Star Wars #1

Star Wars #1 Review

By: Rob Gruszecki


            After the destruction of the first Death Star in a galaxy far, far away, the Rebel Alliance is comprised of scattered and struggling misfits, royalty, farmers, aliens, robots and casualties. Many of these were lost in the battle of Yavin after the Galactic Civil War comes to a head, pitting the likes of a hopeful boy with strength in a mysterious power known vaguely as ‘the force’ against an enormous planet destroying space station with a very vulnerable oversight in its design. Princesses contacted their only hopes, smugglers shot first, walking carpets were in the way, and targeting computers were switched off. It’s a story we all know well, but what happens in-between a battle on a frozen planet, a reunion of father and son and an adorable conversation with a really old magic ninja Muppet remains ‘relatively’ apocryphal.

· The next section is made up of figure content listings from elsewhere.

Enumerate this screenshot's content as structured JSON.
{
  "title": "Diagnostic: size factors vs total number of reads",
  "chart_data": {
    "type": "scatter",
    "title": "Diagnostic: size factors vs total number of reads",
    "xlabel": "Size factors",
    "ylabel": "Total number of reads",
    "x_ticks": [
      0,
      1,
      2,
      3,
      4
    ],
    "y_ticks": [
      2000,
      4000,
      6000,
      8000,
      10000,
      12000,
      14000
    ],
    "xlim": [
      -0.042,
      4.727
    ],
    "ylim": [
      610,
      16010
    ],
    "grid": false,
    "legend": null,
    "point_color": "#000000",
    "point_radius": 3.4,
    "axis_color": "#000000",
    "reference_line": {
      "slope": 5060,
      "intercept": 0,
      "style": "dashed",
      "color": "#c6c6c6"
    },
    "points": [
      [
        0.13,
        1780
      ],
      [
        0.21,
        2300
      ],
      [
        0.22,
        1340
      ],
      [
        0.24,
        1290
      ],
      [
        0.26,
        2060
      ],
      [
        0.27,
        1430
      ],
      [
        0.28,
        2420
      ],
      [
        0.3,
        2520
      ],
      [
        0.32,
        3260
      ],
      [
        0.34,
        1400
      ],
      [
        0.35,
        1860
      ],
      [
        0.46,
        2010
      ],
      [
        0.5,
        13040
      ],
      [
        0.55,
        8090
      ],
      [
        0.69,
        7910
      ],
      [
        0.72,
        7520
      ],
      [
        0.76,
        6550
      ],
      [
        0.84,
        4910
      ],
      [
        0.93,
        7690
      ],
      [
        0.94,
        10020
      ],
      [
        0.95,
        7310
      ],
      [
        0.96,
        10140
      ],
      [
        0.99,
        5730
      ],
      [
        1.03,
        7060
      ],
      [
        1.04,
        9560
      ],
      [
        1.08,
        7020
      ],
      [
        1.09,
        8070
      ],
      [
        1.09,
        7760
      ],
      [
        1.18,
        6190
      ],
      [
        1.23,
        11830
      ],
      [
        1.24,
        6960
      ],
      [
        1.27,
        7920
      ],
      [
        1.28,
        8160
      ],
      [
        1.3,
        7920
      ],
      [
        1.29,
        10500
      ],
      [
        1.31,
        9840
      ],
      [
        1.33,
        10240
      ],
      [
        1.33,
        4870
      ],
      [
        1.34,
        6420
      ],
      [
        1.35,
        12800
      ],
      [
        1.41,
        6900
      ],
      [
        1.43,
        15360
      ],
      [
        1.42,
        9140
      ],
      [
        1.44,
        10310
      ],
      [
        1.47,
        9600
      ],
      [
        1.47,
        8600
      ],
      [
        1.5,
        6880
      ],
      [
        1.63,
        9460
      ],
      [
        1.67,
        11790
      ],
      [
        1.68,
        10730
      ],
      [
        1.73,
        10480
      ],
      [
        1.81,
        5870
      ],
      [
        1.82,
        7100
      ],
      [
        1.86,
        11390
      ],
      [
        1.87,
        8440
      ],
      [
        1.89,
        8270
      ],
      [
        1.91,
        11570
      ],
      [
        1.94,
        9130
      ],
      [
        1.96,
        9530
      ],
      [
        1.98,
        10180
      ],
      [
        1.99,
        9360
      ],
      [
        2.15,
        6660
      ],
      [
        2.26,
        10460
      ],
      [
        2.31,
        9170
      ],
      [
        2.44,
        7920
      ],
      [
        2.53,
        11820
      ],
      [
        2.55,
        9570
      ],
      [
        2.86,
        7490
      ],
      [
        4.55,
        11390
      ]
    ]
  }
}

Enter Dark Horse comic’s Star Wars #1 scribed by speculative fiction master Brian Wood (The Massive, DMZ) and illustrated by Carlos D’anda (Wildstorm’s Deathblow), piecing together the adventures of all of our favorite characters as they struggle in finding a new base for their plight and supplies for their personnel. The highly anticipated new additions into the Star Wars expanded universe start off the new year with a fanboy’s dream of more stories in a war torn galaxy, told by the new disciples of an old religion and nefarious villains, misguided and destructive. Seamlessly branching off from the final few images of A New Hope we join the Rebellion as Luke and Leia pilot warmly familiar X-wings like they had never left (and have yet to awkwardly make out), see the disarray that the movement is left in despite their victory over the Empire and witness the obedience of a laser-sword wielding space-wizard to his wrinkly faced master adorned in the Attitude era’s Undertaker garb. You couldn’t really ask for more as a fan of the Lucas Universe.


The dialogue is the most delicate part of the issue as when trying to adapt real actor’s voices into concise word balloons it’s a real challenge to capture the flare and delivery of the characters we all have heard for years. In this, Brian Wood excels. Back and forth between Luke and Leia as they travel through space in search of a new home is done without struggle and the dynamic between the two works incredibly smoothly from panel to panel. As Han and Chewie take off in their Millennium Falcon their typical banter is still just as enjoyable as we remember. Brian Wood has an incredible handle on all the characters and displays this expertly with the interactions between them. This is not the end to Wood’s achievements in the issue however. Within the first issue of Star Wars we are served up boundless content providing you with a dense read covering lots of ground, setting up and presenting loads of story and immersing you in the middle of a tale already in motion instead of slowly parading recognizable alumni in front of you in hopes that would be enough. We get tons of great pages to read that will keep us satisfied until next month when the second part in the first 3-part arc will be released.


Artistically this book shines as well, with beautiful interpretations of Tie-Fighters, Star Destroyers and entire Rebel fleets that impressed me just as much as my 9-year-old self would have grinned with giddy excitement at these drawings. The ships always being my favorite feature of the world, this comic features some really stellar visuals in that department. Explosive firefights in space and on ground littered throughout the issue highlight D’anda’s talents excellently. The likenesses work perfectly where they are obvious in who they are depicting but simultaneously different enough to give you a new lens to watch the action through. With a massive collection of toys for Carlos D’anda to play with and a very adept style, not to mention the gorgeous painted cover by the legendary Alex Ross, Star Wars #1 simply looks fantastic.


Any fan of the films, novels, video games or myriad other expansions to the original vision of this space opera will welcome and enjoy this new book, illustrated by a rising star and a scripted by a science fiction pro.